The final type of recession is known as a ‘growth recession’. In these, economies continue growing, but so slowly that unemployment rises. There is no loss of output in absolute terms, but GDP falls below potential, which causes disinflation pressures to build and living standards to be lower than would otherwise have been the case. Growth recessions can have many causes, ranging from a deterioration in a country’s terms of trade to the effects of policymaking. For policymakers, the difference between being confronted by a growth recession or a mild cyclical recession is often more luck than judgement.
Recession forecasting
The absence of large financial imbalances or strains in household balance sheets suggests that a major recession of the type experienced in 2007 is highly unlikely. Cyclical recessions are a bigger risk in countries where central banks have raised interest rates to well above their neutral level and where fiscal policy is playing less of a support role.
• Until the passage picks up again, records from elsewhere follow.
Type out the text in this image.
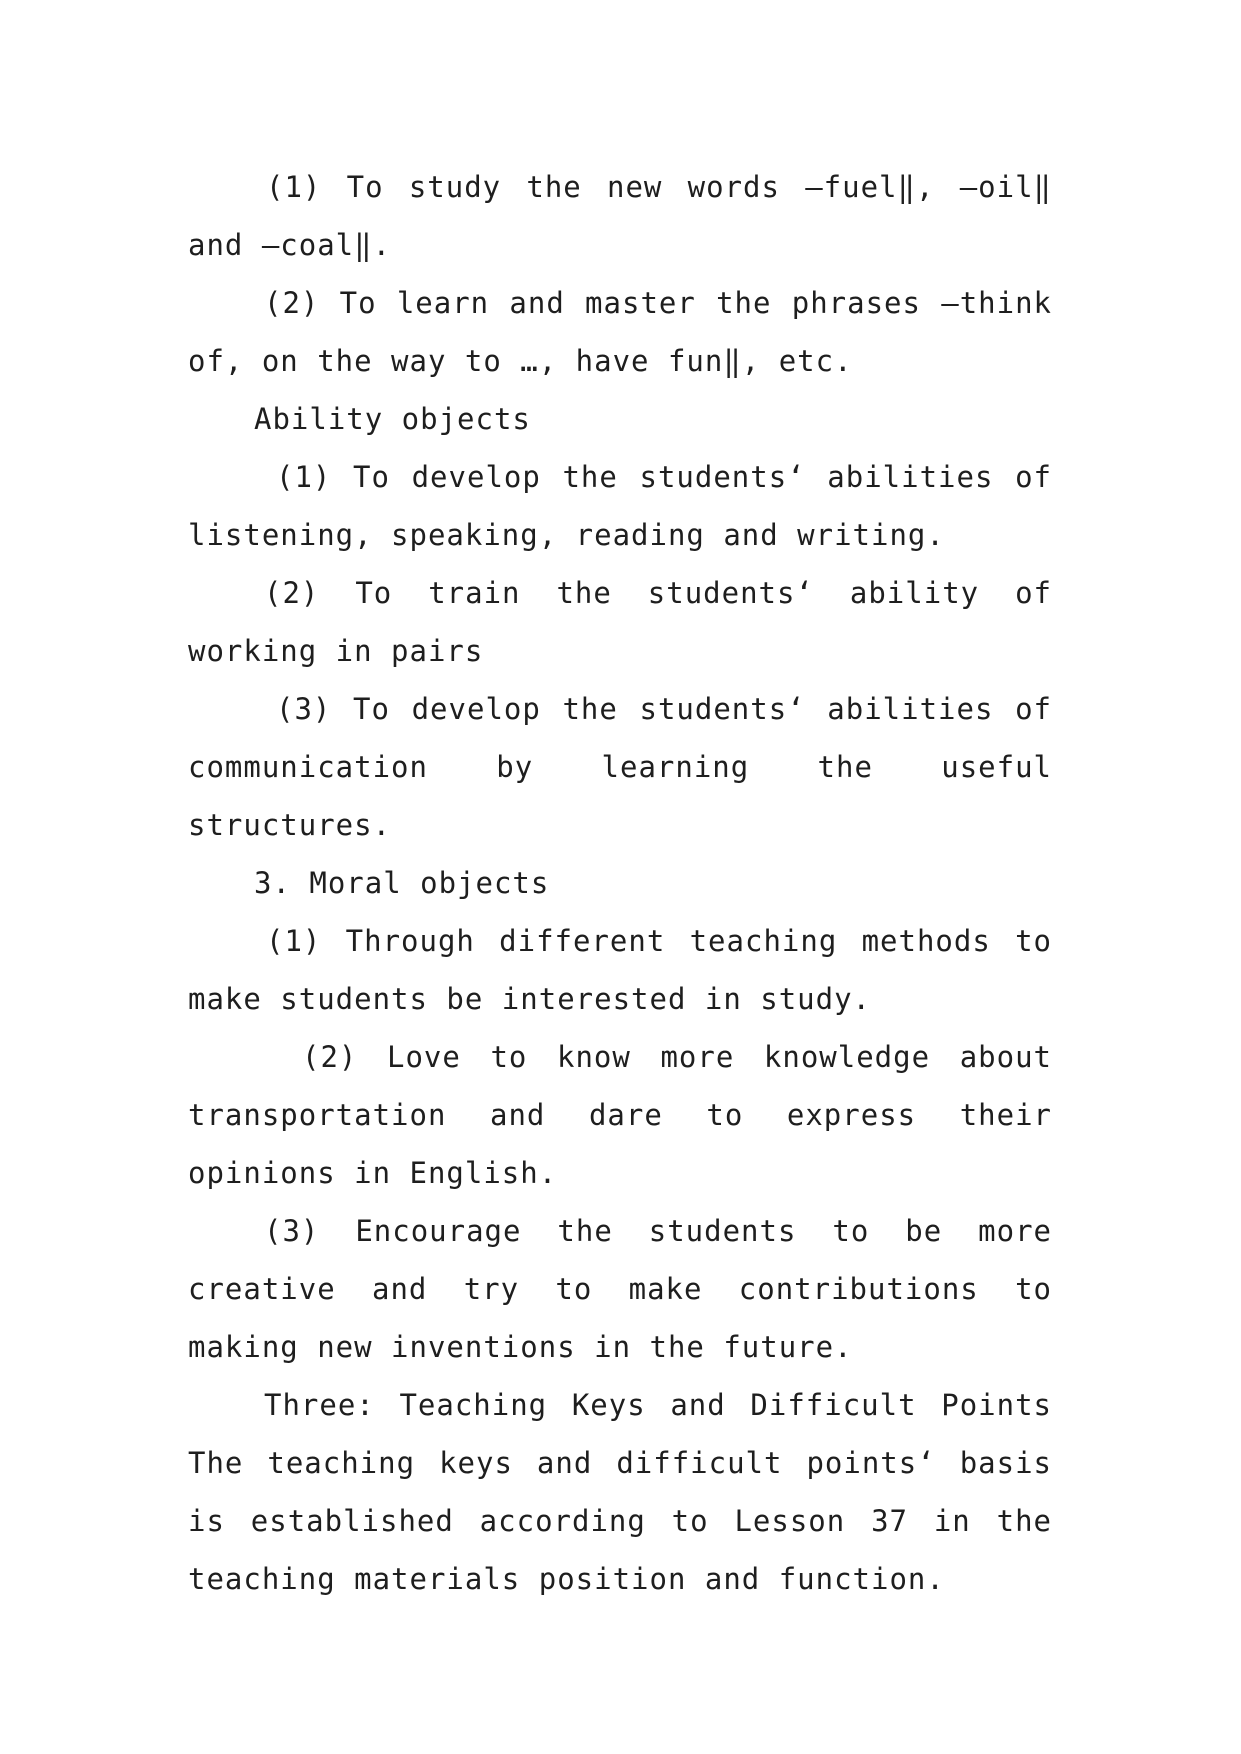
(1) To study the new words ―fuel‖, ―oil‖ and ―coal‖.

(2) To learn and master the phrases ―think of, on the way to …, have fun‖, etc.

Ability objects

(1) To develop the students‘ abilities of listening, speaking, reading and writing.

(2) To train the students‘ ability of working in pairs

(3) To develop the students‘ abilities of communication by learning the useful structures.

3. Moral objects

(1) Through different teaching methods to make students be interested in study.

(2) Love to know more knowledge about transportation and dare to express their opinions in English.

(3) Encourage the students to be more creative and try to make contributions to making new inventions in the future.

Three: Teaching Keys and Difficult Points The teaching keys and difficult points‘ basis is established according to Lesson 37 in the teaching materials position and function.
We think these are more likely than not to emerge in the euro-zone and UK over the next year, but also stress that they will be relatively mild.
The chances of a cyclical recession in the US are high but perhaps no more than 50-50 at this stage given the continuing support from fiscal policy. However, a US growth recession, in which GDP growth slows sharply for several quarters, looks extremely likely.
The most important question in all of this is what is needed for inflation to fall back to target. In theory, all three types of demand-led recession should generate disinflationary pressures, albeit to differing extents. And, as we have stressed before, the easing of pandemic-era supply constraints means that it’s possible that inflation could fall sharply with only a modest weakening in demand pressures. A mild form of growth recession could therefore be enough to return inflation to target in most countries – a view vindicated by US CPI data released last week.
When it comes to calls for 2024, perhaps the biggest and most important of them all will be that inflation is likely to be back or close to target by the end of the year.